Edward Kassner (28 February 1920 – 19 November 1996) was an Austrian-born music industry executive and songwriter who was responsible for establishing the music publisher Kassner Music and the President record label. He lived and worked in both Britain and the United States.
Life and career
He was born in Vienna to Jewish parents, and aspired to be a composer from an early age. At the time of the German invasion of Austria in 1938, he escaped through Germany, Belgium and the Netherlands to England. His parents both died at Auschwitz. He initially worked in London cutting felt for hats, but began working as a songwriter with lyricist Peter Mulroney. He was then deported as an alien to Australia but, after being allowed to return to the UK, joined the British Army in which he served as an interpreter attached to a Canadian tank corps regiment in France and Germany.

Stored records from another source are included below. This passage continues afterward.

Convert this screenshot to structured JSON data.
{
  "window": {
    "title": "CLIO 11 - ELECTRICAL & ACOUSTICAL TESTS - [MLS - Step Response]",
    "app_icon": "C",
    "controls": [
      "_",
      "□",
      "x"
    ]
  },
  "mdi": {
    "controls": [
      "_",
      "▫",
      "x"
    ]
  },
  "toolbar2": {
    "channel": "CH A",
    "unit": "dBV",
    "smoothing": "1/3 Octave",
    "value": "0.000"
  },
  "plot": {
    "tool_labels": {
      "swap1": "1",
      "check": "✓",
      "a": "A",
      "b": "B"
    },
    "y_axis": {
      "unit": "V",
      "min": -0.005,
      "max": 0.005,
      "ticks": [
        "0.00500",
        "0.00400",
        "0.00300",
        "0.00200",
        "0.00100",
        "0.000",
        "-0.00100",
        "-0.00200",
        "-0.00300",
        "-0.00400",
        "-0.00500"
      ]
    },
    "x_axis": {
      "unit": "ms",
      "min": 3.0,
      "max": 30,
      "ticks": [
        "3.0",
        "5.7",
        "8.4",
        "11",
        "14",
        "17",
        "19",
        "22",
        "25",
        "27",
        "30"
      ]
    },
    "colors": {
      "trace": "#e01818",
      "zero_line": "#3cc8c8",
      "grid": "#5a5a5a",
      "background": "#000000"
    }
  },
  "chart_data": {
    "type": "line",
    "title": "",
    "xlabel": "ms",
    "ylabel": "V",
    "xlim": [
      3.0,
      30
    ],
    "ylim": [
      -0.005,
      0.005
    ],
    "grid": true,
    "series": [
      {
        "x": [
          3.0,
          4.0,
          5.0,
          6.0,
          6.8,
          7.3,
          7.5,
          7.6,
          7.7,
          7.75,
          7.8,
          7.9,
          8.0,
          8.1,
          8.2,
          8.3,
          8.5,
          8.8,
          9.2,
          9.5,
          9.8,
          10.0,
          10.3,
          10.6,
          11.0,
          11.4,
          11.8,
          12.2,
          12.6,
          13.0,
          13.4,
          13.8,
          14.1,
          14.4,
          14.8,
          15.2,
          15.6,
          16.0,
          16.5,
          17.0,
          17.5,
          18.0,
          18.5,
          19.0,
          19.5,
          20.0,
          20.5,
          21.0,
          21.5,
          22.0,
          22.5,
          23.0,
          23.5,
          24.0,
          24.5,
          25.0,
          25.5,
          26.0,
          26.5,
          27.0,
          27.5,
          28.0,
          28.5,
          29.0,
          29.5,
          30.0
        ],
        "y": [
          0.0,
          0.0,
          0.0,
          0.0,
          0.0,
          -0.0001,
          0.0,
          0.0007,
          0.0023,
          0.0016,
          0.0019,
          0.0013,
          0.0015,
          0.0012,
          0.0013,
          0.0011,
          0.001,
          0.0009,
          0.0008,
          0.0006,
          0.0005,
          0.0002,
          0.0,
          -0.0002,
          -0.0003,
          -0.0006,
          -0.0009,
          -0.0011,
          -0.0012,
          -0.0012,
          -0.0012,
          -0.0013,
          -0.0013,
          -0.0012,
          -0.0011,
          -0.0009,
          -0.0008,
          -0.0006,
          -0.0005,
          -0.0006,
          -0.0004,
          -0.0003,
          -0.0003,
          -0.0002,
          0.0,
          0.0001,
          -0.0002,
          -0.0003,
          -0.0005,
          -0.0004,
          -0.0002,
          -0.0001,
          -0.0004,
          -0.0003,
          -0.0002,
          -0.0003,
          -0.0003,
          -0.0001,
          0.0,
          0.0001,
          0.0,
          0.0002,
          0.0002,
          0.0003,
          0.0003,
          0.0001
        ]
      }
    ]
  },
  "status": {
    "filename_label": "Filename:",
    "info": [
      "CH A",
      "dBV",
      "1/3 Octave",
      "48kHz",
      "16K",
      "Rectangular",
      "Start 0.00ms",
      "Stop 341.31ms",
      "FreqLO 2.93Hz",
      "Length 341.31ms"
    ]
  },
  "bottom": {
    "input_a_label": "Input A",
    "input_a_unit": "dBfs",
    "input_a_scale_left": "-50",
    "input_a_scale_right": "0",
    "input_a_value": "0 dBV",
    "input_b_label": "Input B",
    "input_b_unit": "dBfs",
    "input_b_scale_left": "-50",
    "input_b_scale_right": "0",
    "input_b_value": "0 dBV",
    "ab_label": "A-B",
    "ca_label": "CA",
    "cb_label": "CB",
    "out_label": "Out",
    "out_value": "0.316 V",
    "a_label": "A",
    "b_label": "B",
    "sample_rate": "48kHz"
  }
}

He married in 1944, and with his wife Eileen set up his own music publishing company, the Edward Kassner Music Co. Ltd. He wrote songs under the name Eddie Cassen, and had his first success in 1946 as co-writer of Vera Lynn's hit recording of "How Lucky You Are". By the early 1950s, he had acquired rights to songs recorded by many leading singers of the day including Frank Sinatra, Perry Como, Nat King Cole, and The Inkspots, and opened an office in New York City in 1951. He expanded the business by acquiring several other publishing companies, including Broadway Music Corp. which held the rights to a number of pop standards including "You Made Me Love You", "I'll Be With You In Apple Blossom Time" and "Take Me Out To The Ball Game". He also bought, for $250, the rights to the song "Rock Around The Clock", which became one of the most recorded songs of all time and reportedly sold over 170 million copies.

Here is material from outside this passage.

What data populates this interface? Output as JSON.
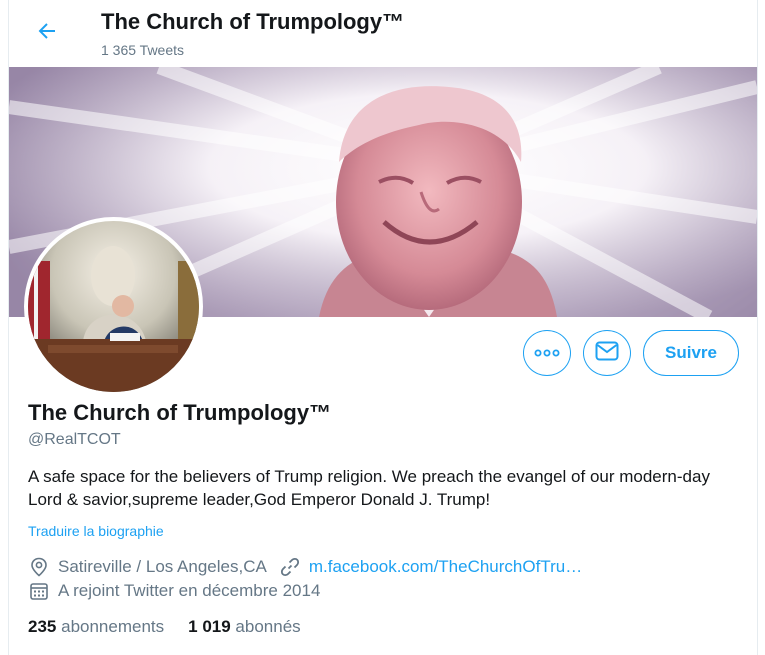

In 1955 he and his business partners formed President Records in New York, but it had little success and was amalgamated into a larger company by 1961. He then formed another company, Seville Records, which had hits with "Shout! Shout! (Knock Yourself Out)" by Ernie Maresca and "Bobby's Girl" by Marcie Blane, but failed to capitalise on its early successes. He decided to reactivate the President label, partly inspired by the memory of John F. Kennedy after his assassination. Soon afterwards, in 1964, his London office acquired a management and publishing deal with a new group, The Kinks, who had a string of successful releases in both the UK and US starting with "You Really Got Me".

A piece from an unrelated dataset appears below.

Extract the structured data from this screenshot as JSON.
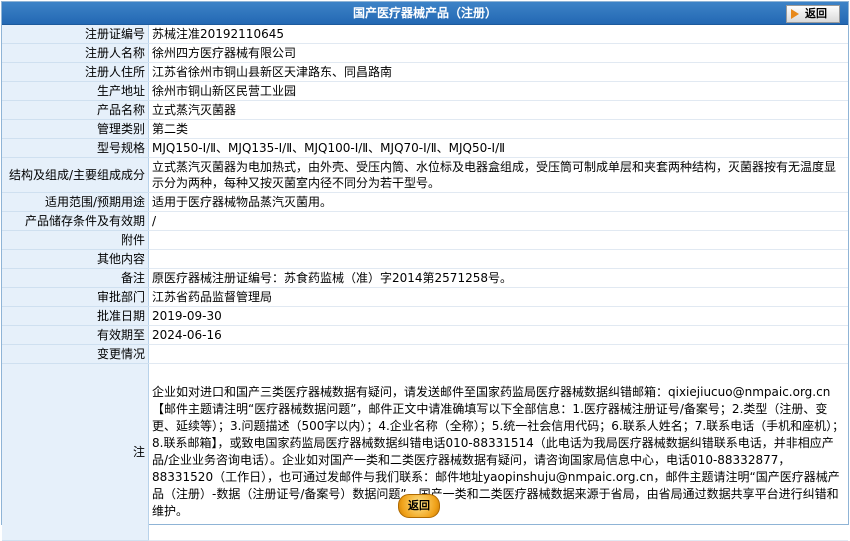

With the British Invasion, Kassner decided to prioritise his activities in the UK, and launched the President label in Britain in 1966. The label's early successes were "Bye Bye Baby" and "The Best Part of Breaking Up" by The Symbols, a London band, and "I Feel Love Comin' On" by Felice Taylor. In 1968 the company had greater success with "Baby, Come Back" by The Equals, a UK no. 1 which also made the US chart and was followed up by a string of hits for the group in the UK. The company also set up a subsidiary label, Jay Boy, for releasing US singles on the TK and other labels in the UK, and had a series of hits in the 1970s with recordings by George McCrae and KC and the Sunshine Band. From the 1980s onwards, Kassner's company had particular success through its association with Rick Wakeman. In 1987 Edward Kassner signed up a young English band leader, Graham Dalby and his band The Grahamophones. Four albums followed plus a Children in Need single on the President label. One of the published songs by Dalby was used as the title of a BBC 2 documentary "I'd Sooner Be A Crooner" in 1988.